Die Entscheidung des Bundesgerichtshofs (BGH) im Verfahren StB 7-9/22 betrifft die Auslegung und Anwendung des § 108e StGB, der die Bestechlichkeit und Bestechung von Mandatsträgern regelt. Die Entscheidung des BGH klärt insbesondere, welche Handlungen eines Abgeordneten unter die Tatbestandsmerkmale „bei der Wahrnehmung seines Mandates“ fallen. Dieser Beitrag beleuchtet die wesentlichen rechtlichen Aspekte dieser Entscheidung und ihre Implikationen.
Sachverhalt
Im zugrunde liegenden Fall wurde mehreren Abgeordneten vorgeworfen, sich in ihrer Funktion als Mandatsträger bestechen zu lassen, indem sie gegen Zahlung eines Geldbetrags Einfluss auf Entscheidungen von Behörden nahmen. Die Abgeordneten sollen ihre Stellung und die durch ihr Amt geknüpften Beziehungen genutzt haben, um Entscheidungen zugunsten eines privaten Unternehmens zu beeinflussen. Die Vorinstanzen hatten Haft- oder Arrestanordnungen gegen die Beschuldigten abgelehnt.
Rechtliche Analyse
Tatbestandsmerkmal „bei der Wahrnehmung seines Mandates“
Der BGH stellt klar, dass das Tatbestandsmerkmal „bei der Wahrnehmung seines Mandates“ eng auszulegen ist. Dieses Merkmal erfasst die Mandatstätigkeit als solche, d.h., das Wirken des Abgeordneten im Parlament, in den Ausschüssen oder anderen parlamentarischen Gremien.

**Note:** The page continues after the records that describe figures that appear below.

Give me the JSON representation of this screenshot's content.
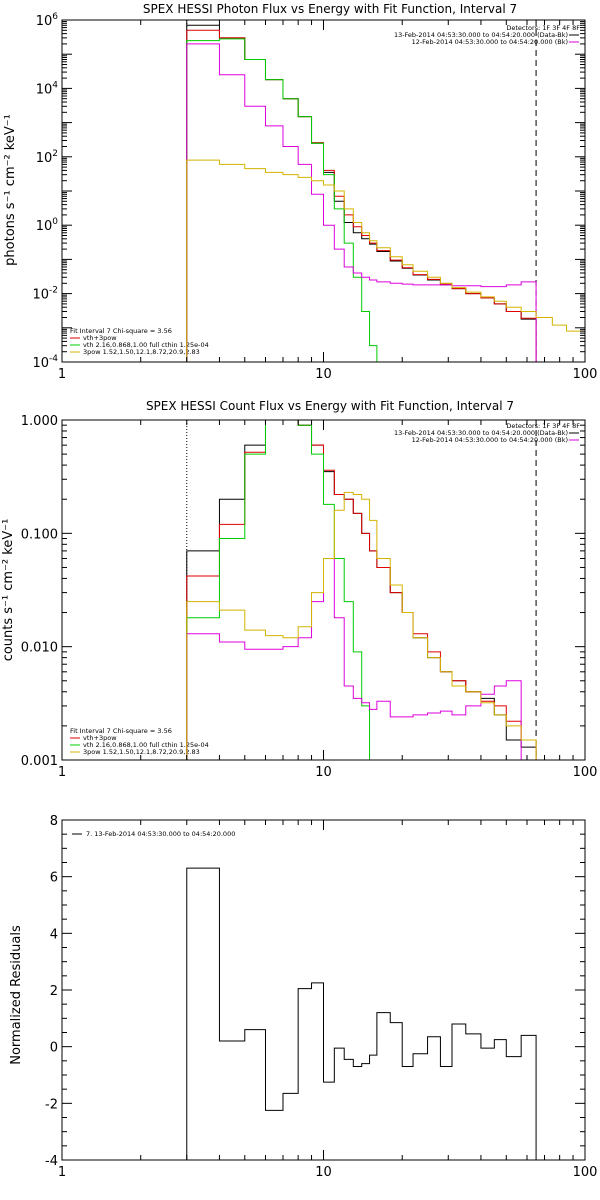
{
  "colors": {
    "black": "#000000",
    "red": "#e00000",
    "green": "#00cc00",
    "magenta": "#dd00dd",
    "yellow": "#d4b400"
  },
  "chart_data": [
    {
      "type": "line",
      "title": "SPEX HESSI Photon Flux vs Energy with Fit Function, Interval 7",
      "ylabel": "photons s⁻¹ cm⁻² keV⁻¹",
      "xlabel": "",
      "xscale": "log",
      "yscale": "log",
      "xlim": [
        1,
        100
      ],
      "ylim": [
        0.0001,
        1000000
      ],
      "x_ticks": [
        {
          "v": 1,
          "label": "1"
        },
        {
          "v": 10,
          "label": "10"
        },
        {
          "v": 100,
          "label": "100"
        }
      ],
      "y_ticks": [
        {
          "v": 0.0001,
          "base": "10",
          "exp": "-4"
        },
        {
          "v": 0.01,
          "base": "10",
          "exp": "-2"
        },
        {
          "v": 1,
          "base": "10",
          "exp": "0"
        },
        {
          "v": 100,
          "base": "10",
          "exp": "2"
        },
        {
          "v": 10000,
          "base": "10",
          "exp": "4"
        },
        {
          "v": 1000000,
          "base": "10",
          "exp": "6"
        }
      ],
      "legend_top": {
        "header": "Detectors: 1F 3F 4F 8F",
        "entries": [
          {
            "text": "13-Feb-2014 04:53:30.000 to 04:54:20.000 (Data-Bk)",
            "color": "#000000"
          },
          {
            "text": "12-Feb-2014 04:53:30.000 to 04:54:20.000 (Bk)",
            "color": "#dd00dd"
          }
        ]
      },
      "legend_bottom": {
        "header": "Fit Interval  7    Chi-square = 3.56",
        "entries": [
          {
            "text": "vth+3pow",
            "color": "#e00000"
          },
          {
            "text": "vth 2.16,0.868,1.00   full cthin 1.25e-04",
            "color": "#00cc00"
          },
          {
            "text": "3pow 1.52,1.50,12.1,8.72,20.9,2.83",
            "color": "#d4b400"
          }
        ]
      },
      "vlines": [
        {
          "x": 3,
          "style": "dotted"
        },
        {
          "x": 65,
          "style": "dashed"
        }
      ],
      "bin_edges": [
        3,
        4,
        5,
        6,
        7,
        8,
        9,
        10,
        11,
        12,
        13,
        14,
        15,
        16,
        18,
        20,
        22,
        25,
        28,
        31,
        35,
        40,
        45,
        50,
        57,
        65,
        75,
        85,
        100
      ],
      "series": [
        {
          "name": "Data-Bk",
          "color": "#000000",
          "start": 0,
          "values": [
            700000,
            300000,
            70000,
            18000,
            5000,
            1500,
            250,
            35,
            5,
            1.2,
            0.6,
            0.4,
            0.28,
            0.17,
            0.09,
            0.055,
            0.035,
            0.025,
            0.018,
            0.014,
            0.01,
            0.0075,
            0.005,
            0.003,
            0.0018
          ]
        },
        {
          "name": "vth+3pow",
          "color": "#e00000",
          "start": 0,
          "values": [
            500000,
            300000,
            70000,
            18000,
            5000,
            1500,
            260,
            40,
            7,
            2,
            0.9,
            0.5,
            0.3,
            0.18,
            0.095,
            0.057,
            0.036,
            0.026,
            0.019,
            0.014,
            0.01,
            0.0075,
            0.005,
            0.003,
            0.0019
          ]
        },
        {
          "name": "vth",
          "color": "#00cc00",
          "start": 0,
          "values": [
            250000,
            280000,
            70000,
            18000,
            5000,
            1500,
            250,
            30,
            3,
            0.3,
            0.03,
            0.003,
            0.0003,
            4e-05
          ]
        },
        {
          "name": "Bk",
          "color": "#dd00dd",
          "start": 0,
          "values": [
            200000,
            25000,
            3000,
            800,
            200,
            60,
            8,
            1,
            0.2,
            0.06,
            0.04,
            0.03,
            0.025,
            0.022,
            0.02,
            0.019,
            0.018,
            0.018,
            0.018,
            0.017,
            0.017,
            0.016,
            0.016,
            0.018,
            0.022
          ]
        },
        {
          "name": "3pow",
          "color": "#d4b400",
          "start": 0,
          "values": [
            80,
            60,
            45,
            35,
            30,
            25,
            20,
            15,
            10,
            3,
            1.2,
            0.6,
            0.35,
            0.22,
            0.12,
            0.07,
            0.045,
            0.03,
            0.02,
            0.015,
            0.011,
            0.008,
            0.006,
            0.004,
            0.003,
            0.002,
            0.0012,
            0.0008
          ]
        }
      ]
    },
    {
      "type": "line",
      "title": "SPEX HESSI Count Flux vs Energy with Fit Function, Interval 7",
      "ylabel": "counts s⁻¹ cm⁻² keV⁻¹",
      "xlabel": "",
      "xscale": "log",
      "yscale": "log",
      "xlim": [
        1,
        100
      ],
      "ylim": [
        0.001,
        1
      ],
      "x_ticks": [
        {
          "v": 1,
          "label": "1"
        },
        {
          "v": 10,
          "label": "10"
        },
        {
          "v": 100,
          "label": "100"
        }
      ],
      "y_ticks": [
        {
          "v": 0.001,
          "label": "0.001"
        },
        {
          "v": 0.01,
          "label": "0.010"
        },
        {
          "v": 0.1,
          "label": "0.100"
        },
        {
          "v": 1,
          "label": "1.000"
        }
      ],
      "legend_top": {
        "header": "Detectors: 1F 3F 4F 8F",
        "entries": [
          {
            "text": "13-Feb-2014 04:53:30.000 to 04:54:20.000 (Data-Bk)",
            "color": "#000000"
          },
          {
            "text": "12-Feb-2014 04:53:30.000 to 04:54:20.000 (Bk)",
            "color": "#dd00dd"
          }
        ]
      },
      "legend_bottom": {
        "header": "Fit Interval  7    Chi-square = 3.56",
        "entries": [
          {
            "text": "vth+3pow",
            "color": "#e00000"
          },
          {
            "text": "vth 2.16,0.868,1.00   full cthin 1.25e-04",
            "color": "#00cc00"
          },
          {
            "text": "3pow 1.52,1.50,12.1,8.72,20.9,2.83",
            "color": "#d4b400"
          }
        ]
      },
      "vlines": [
        {
          "x": 3,
          "style": "dotted"
        },
        {
          "x": 65,
          "style": "dashed"
        }
      ],
      "bin_edges": [
        3,
        4,
        5,
        6,
        7,
        8,
        9,
        10,
        11,
        12,
        13,
        14,
        15,
        16,
        18,
        20,
        22,
        25,
        28,
        31,
        35,
        40,
        45,
        50,
        57,
        65,
        75,
        85,
        100
      ],
      "series": [
        {
          "name": "Data-Bk",
          "color": "#000000",
          "start": 0,
          "values": [
            0.07,
            0.2,
            0.6,
            1.5,
            1.3,
            0.9,
            0.6,
            0.35,
            0.22,
            0.2,
            0.15,
            0.1,
            0.07,
            0.05,
            0.03,
            0.02,
            0.012,
            0.008,
            0.006,
            0.005,
            0.004,
            0.0035,
            0.0025,
            0.0015,
            0.0013
          ]
        },
        {
          "name": "vth+3pow",
          "color": "#e00000",
          "start": 0,
          "values": [
            0.042,
            0.12,
            0.52,
            1.5,
            1.3,
            0.9,
            0.6,
            0.36,
            0.22,
            0.2,
            0.15,
            0.1,
            0.07,
            0.05,
            0.03,
            0.02,
            0.013,
            0.009,
            0.006,
            0.005,
            0.004,
            0.0033,
            0.003,
            0.0022,
            0.0015
          ]
        },
        {
          "name": "vth",
          "color": "#00cc00",
          "start": 0,
          "values": [
            0.018,
            0.09,
            0.5,
            1.5,
            1.3,
            0.9,
            0.5,
            0.18,
            0.06,
            0.025,
            0.009,
            0.003,
            0.0009,
            0.0003
          ]
        },
        {
          "name": "Bk",
          "color": "#dd00dd",
          "start": 0,
          "values": [
            0.013,
            0.011,
            0.0095,
            0.0095,
            0.01,
            0.012,
            0.025,
            0.06,
            0.018,
            0.0045,
            0.0035,
            0.0032,
            0.0028,
            0.0033,
            0.0024,
            0.0024,
            0.0025,
            0.0026,
            0.0027,
            0.0025,
            0.003,
            0.0038,
            0.0045,
            0.005
          ]
        },
        {
          "name": "3pow",
          "color": "#d4b400",
          "start": 0,
          "values": [
            0.025,
            0.021,
            0.014,
            0.0125,
            0.012,
            0.015,
            0.03,
            0.06,
            0.16,
            0.23,
            0.22,
            0.2,
            0.13,
            0.06,
            0.035,
            0.02,
            0.012,
            0.008,
            0.006,
            0.0045,
            0.004,
            0.0032,
            0.0025,
            0.002,
            0.0015
          ]
        }
      ]
    },
    {
      "type": "line",
      "title": "",
      "ylabel": "Normalized Residuals",
      "xlabel": "",
      "xscale": "log",
      "yscale": "linear",
      "xlim": [
        1,
        100
      ],
      "ylim": [
        -4,
        8
      ],
      "x_ticks": [
        {
          "v": 1,
          "label": "1"
        },
        {
          "v": 10,
          "label": "10"
        },
        {
          "v": 100,
          "label": "100"
        }
      ],
      "y_ticks": [
        {
          "v": -4,
          "label": "-4"
        },
        {
          "v": -2,
          "label": "-2"
        },
        {
          "v": 0,
          "label": "0"
        },
        {
          "v": 2,
          "label": "2"
        },
        {
          "v": 4,
          "label": "4"
        },
        {
          "v": 6,
          "label": "6"
        },
        {
          "v": 8,
          "label": "8"
        }
      ],
      "legend_top": {
        "header": "",
        "entries": [
          {
            "text": "7. 13-Feb-2014 04:53:30.000 to 04:54:20.000",
            "color": "#000000"
          }
        ]
      },
      "bin_edges": [
        3,
        4,
        5,
        6,
        7,
        8,
        9,
        10,
        11,
        12,
        13,
        14,
        15,
        16,
        18,
        20,
        22,
        25,
        28,
        31,
        35,
        40,
        45,
        50,
        57,
        65
      ],
      "series": [
        {
          "name": "7. 13-Feb-2014 04:53:30.000 to 04:54:20.000",
          "color": "#000000",
          "start": 0,
          "values": [
            6.3,
            0.2,
            0.6,
            -2.25,
            -1.65,
            2.05,
            2.25,
            -1.25,
            -0.05,
            -0.45,
            -0.7,
            -0.6,
            -0.3,
            1.2,
            0.85,
            -0.7,
            -0.25,
            0.35,
            -0.7,
            0.8,
            0.45,
            -0.05,
            0.25,
            -0.35,
            0.4
          ]
        }
      ]
    }
  ]
}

Außerparlamentarische Tätigkeiten
Die Entscheidung betont, dass allein die Berufung eines Abgeordneten auf seinen Status zur Beeinflussung von Behördenentscheidungen bei außerparlamentarischen Aktivitäten nicht ausreicht, um eine Strafbarkeit nach § 108e StGB zu begründen. Es muss ein unmittelbarer Zusammenhang mit der parlamentarischen Arbeit bestehen.
Unterschied zu Amtsträgern
Ein wichtiger Unterschied zu den Vorschriften, die die Bestechung von Amtsträgern betreffen, ist die fehlende genau umgrenzte Dienstpflicht bei Mandatsträgern. Während Amtsträger konkrete Dienstpflichten haben, für deren Verletzung sie Vorteile fordern oder annehmen können, fehlt eine solche Regelung für Abgeordnete. Diese vertreten legitime Partikularinteressen und haben keine positiv festgelegten Dienstpflichten.
Schutzgut des § 108e StGB
Das Schutzgut des § 108e StGB wird überwiegend in der Sicherung der Sachbezogenheit und Legitimität politischer Entscheidungsprozesse gesehen. Die Norm soll die Integrität des parlamentarischen Meinungsbildungsprozesses vor unlauteren Manipulationen schützen und das Vertrauen der Öffentlichkeit in die Unabhängigkeit der Mandatsinhaber bewahren.
Vergleich mit außerstrafrechtlichen Verhaltensregeln
Die Abgeordnetenbestechung nach § 108e StGB wird von den außerstrafrechtlichen Verhaltensregeln im Abgeordnetengesetz ergänzt. Diese gehen jedoch weiter als die Strafnorm und sehen disziplinarrechtliche Sanktionen vor, wenn gegen Verhaltensregeln verstoßen wird. Die Strafnorm soll hingegen die strafrechtliche Flankierung der Verfassungsnorm sicherstellen.
Ausblick
Die Entscheidung des BGH zu § 108e StGB konkretisiert die Anforderungen an die Strafbarkeit der Bestechlichkeit und Bestechung von Mandatsträgern. Entscheidend ist, dass die unlautere Einflussnahme in einem unmittelbaren Zusammenhang mit der parlamentarischen Tätigkeit steht.
Damit wird klargestellt, dass außerparlamentarische Tätigkeiten, die nur auf die Stellung und Beziehungen eines Abgeordneten zurückgreifen, nicht ausreichen, um eine Strafbarkeit nach § 108e StGB zu begründen. Diese enge Auslegung dient dem Schutz der Integrität des parlamentarischen Prozesses und der Unabhängigkeit der Mandatsträger.